Cette semaine, il s'agissait : 1. De sonner le rappel des troupes pour le grand combat fratricide qu'est la sélection populaire des récompenses en pyjama de satin de AFOE. 2. D'en remettre une couche sur l'incurie chronique des analyses du Monde en matière juridique et économique, de façon à souligner la supériorité intrinsèque des blogueurs triomphants sur des MSM décrépits.

Comme j'ai déjà discouru sur les récompenses lundi, et que je ne souhaite pas surenchérir à la surenchère versacienne, je m'en vais tenter de justifier le découragement profond qui m'habite depuis que j'ai lu l'éditorial du quotidien vespéral daté du jour.

Voilà le problème : Bercy a annoncé aujourd'hui que le déficit budgétaire ne sera que de 43,9 milliards d'euros pour 2004, contre 56,9 en 2003 et 55 prévus dans la loi de finances initiales. (Au passage, je rappelle qu'on parle ici uniquement du déficit du budget de l'Etat. La barre des 3% du pacte de stabilité concerne le déficit public, c'est-à-dire l'Etat, les administrations de Sécurité sociale et les collectivités territoriales). Sur le plan de la gestion des finances publiques, c'est clairement une bonne nouvelle, dans la mesure où les déficits d'aujourd'hui se paieront de toute façon demain ou après-demain et qu'il n'est pas déraisonnable de cherche à minimiser ledit déficit.

Après, évidemment, on peut chercher à raffiner le raisonnement. Est-ce que les impératifs de la bonne gestion (baisse du déficit) sont compatibles, à court terme, avec une bonne gestion macroéconomique (ne pas accentuer une tendance au ralentissement économique par une hausse des impôts ou une contraction des dépenses)? Est-ce que le moindre déficit de l'Etat ne cache pas un transfert de charges vers les collectivités territoriales?

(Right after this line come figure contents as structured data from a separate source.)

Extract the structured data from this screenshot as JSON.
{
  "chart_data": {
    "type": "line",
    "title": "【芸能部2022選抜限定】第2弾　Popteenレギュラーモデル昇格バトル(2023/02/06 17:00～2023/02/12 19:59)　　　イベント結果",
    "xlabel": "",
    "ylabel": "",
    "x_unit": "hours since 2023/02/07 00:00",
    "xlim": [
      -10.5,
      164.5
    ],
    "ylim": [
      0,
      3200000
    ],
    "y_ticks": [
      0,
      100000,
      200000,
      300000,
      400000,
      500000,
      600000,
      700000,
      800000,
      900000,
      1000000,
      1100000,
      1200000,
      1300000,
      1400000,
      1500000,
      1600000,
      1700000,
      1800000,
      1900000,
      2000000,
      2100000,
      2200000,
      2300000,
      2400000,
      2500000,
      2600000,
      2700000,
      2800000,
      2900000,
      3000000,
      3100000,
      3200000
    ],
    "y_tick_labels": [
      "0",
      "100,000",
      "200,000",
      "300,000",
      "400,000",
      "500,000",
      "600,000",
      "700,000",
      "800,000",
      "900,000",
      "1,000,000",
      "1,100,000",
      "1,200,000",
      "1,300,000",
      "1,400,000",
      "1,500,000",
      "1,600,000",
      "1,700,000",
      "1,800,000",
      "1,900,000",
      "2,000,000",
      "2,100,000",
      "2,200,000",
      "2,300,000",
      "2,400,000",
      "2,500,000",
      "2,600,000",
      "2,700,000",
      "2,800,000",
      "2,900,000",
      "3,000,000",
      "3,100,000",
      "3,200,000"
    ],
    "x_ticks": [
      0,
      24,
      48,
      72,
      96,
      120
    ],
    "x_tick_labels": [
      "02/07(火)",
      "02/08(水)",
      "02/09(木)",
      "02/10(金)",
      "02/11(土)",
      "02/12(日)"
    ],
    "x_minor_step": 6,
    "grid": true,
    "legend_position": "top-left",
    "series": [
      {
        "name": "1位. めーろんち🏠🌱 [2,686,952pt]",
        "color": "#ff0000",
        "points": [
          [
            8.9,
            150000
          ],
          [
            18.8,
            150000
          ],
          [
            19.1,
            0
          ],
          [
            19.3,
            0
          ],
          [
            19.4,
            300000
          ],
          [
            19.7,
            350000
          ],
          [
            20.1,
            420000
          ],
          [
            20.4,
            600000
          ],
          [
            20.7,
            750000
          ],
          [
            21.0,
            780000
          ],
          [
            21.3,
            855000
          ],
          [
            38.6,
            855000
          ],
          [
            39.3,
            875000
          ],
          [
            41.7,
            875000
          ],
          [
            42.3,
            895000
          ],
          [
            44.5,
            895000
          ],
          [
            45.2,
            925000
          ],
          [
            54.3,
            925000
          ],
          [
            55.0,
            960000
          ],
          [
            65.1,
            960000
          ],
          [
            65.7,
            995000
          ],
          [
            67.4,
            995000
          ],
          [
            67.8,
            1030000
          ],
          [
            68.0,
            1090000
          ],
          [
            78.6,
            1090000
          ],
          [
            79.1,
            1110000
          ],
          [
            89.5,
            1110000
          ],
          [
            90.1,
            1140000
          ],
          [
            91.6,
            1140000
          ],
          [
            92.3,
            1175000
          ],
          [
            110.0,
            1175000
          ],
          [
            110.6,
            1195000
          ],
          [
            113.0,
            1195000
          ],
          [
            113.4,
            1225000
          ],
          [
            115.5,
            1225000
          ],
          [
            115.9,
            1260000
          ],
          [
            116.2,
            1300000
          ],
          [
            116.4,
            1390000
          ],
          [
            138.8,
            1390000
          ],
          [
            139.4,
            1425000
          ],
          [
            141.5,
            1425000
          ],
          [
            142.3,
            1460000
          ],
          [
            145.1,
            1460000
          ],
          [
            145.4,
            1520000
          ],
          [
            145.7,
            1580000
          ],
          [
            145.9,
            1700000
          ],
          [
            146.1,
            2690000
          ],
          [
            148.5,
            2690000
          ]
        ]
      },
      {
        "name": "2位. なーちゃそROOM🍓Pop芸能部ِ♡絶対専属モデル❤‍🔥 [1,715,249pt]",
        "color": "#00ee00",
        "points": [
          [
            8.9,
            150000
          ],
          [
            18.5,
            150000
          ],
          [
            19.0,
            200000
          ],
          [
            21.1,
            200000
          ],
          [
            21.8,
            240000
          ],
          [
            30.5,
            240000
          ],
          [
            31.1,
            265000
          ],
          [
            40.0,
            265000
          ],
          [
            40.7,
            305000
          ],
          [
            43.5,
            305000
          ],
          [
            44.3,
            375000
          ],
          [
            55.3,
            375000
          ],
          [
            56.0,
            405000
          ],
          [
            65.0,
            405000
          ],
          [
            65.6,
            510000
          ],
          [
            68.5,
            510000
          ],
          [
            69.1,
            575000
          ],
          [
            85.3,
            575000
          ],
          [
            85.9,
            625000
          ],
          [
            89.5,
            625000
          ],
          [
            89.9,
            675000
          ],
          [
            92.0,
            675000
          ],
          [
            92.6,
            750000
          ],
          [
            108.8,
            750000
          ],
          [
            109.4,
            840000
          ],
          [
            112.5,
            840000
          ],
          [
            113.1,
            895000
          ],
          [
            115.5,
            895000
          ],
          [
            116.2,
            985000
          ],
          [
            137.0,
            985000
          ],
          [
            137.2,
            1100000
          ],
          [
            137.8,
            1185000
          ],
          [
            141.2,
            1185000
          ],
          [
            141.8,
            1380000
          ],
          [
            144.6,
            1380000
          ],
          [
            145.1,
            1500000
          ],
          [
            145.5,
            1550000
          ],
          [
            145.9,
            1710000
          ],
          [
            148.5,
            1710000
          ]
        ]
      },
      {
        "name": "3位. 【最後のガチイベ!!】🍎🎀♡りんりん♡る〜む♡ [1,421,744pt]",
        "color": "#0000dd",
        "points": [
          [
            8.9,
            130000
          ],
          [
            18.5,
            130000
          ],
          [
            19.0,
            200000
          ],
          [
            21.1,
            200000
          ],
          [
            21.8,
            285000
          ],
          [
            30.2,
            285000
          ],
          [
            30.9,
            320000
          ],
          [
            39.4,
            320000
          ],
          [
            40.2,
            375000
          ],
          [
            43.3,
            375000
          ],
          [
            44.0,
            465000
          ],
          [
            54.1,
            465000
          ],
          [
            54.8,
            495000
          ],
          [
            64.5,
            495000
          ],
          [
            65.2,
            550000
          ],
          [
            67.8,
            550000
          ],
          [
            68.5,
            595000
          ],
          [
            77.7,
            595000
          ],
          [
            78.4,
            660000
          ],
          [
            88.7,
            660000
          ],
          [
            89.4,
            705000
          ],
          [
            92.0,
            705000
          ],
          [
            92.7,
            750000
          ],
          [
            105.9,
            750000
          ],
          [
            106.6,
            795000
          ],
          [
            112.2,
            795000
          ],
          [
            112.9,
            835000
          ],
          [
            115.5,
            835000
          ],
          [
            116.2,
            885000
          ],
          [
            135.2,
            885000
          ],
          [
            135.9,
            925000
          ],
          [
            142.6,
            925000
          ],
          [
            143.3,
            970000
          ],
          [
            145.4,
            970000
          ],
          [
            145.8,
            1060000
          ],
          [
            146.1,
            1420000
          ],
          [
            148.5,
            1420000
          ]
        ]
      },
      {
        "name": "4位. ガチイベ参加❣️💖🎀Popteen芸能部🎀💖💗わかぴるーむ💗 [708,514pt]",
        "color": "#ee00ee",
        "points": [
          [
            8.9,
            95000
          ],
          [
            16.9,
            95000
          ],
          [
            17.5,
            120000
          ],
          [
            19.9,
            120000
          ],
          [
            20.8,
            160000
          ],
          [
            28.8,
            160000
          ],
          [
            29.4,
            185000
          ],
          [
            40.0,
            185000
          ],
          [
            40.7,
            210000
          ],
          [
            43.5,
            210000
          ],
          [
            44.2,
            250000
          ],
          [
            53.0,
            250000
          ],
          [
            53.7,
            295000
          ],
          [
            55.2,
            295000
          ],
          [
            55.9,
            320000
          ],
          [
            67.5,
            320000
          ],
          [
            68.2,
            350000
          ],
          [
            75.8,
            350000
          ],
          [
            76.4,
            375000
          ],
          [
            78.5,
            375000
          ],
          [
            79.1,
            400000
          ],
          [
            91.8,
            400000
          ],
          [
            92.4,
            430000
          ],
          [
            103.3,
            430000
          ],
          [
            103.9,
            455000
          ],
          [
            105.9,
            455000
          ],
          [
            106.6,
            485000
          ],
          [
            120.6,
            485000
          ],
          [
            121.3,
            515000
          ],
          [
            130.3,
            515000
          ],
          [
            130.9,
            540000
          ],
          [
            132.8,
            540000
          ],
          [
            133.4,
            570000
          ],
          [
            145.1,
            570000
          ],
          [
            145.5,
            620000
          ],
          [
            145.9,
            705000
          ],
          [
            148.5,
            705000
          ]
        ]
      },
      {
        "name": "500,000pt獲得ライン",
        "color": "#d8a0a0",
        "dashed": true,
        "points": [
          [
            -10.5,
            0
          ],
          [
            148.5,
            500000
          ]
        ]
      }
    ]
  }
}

La stagnation des dépenses publiques est-elle la preuve que l'Etat fait mieux, pour moins cher, ou se fait-elle au prix d'une dégradation de la qualité du service rendu et/ou d'un sous-investissement? Autant de questions légitimes qui auraient pu être évoquées dans un éditorial du Monde.

Mais non. Le quotidien du soir préfère, après avoir juré ses grands dieux qu'il s'agissait là d'une "excellente" nouvelle, faire la fine bouche sur un mode très légèrement poujado :
Toutefois, pour les ménages aussi bien que pour les entreprises, ces résultats ont un revers. Si le déficit budgétaire diminue, c'est grâce à un gonflement spectaculaire des rentrées fiscales. Là aussi, nul ne peut contester les chiffres, ni au gouvernement ni dans la majorité. A périmètre constant, le rendement de l'impôt sur le revenu a augmenté, en 2004, de 77 millions d'euros, celui de l'impôt sur les sociétés de 3,9 milliards et celui de la TVA de 7,3 milliards.
Hum, oui. Pour que le déficit budgétaire (nominal) diminue, il faut que les recettes augmentent. Ou que les dépenses baissent. Ou que les deux en même temps. Il serait bien sûr préférable de pouvoir baisser le déficit en baissant les recettes et en augmentant les dépenses, mais il se trouve que l'on n'y arrive pas encore. Mais Le Monde n'en a cure, qui conclut, après quelques ronds dans l'eau :
Pour Jacques Chirac, qui a accepté de retarder, en 2004, la baisse de l'impôt sur le revenu, la nouvelle a donc un côté embarrassant. Si l'on s'en tient aux statistiques rendues publiques mardi, le président de la République peut être accusé de n'avoir, une fois encore, pas tenu ses promesses fiscales.
Et voilà! L'excellente nouvelle, mise au crédit du gouvernement, s'est transformée en 4 paragraphes en une attaque frontale contre Chirac. D'habitude, je n'ai rien contre un pilonnage gratuit du Grand Jacques. Et la critique est d'autant plus aisée que les promesses multiples et contradictoires du locataire du Faubourg Saint Honoré rendent le non-respect des dites promesses aussi chronique qu'inévitable.

Mais là, je suis plutôt désespéré. Si la moindre tentative de gestion budgétaire à peu près passable est sanctionnée dans les médias par des couplets sur l'air du "rendez l'argent" (suite subliminale du "l'argent rentre!" du Monde), on peut attendre encore longtemps une baisse durable du déficit budgétaire. Et l'on peut se préparer à revivre à échéances régulières le pathétique épisode de la "cagnotte", avec les appels inconsidérés à baisser massivement les impôts/augmenter massivement les dépenses au moindre soupçon de croissance qui l'accompagnent. Réjouissante perspective.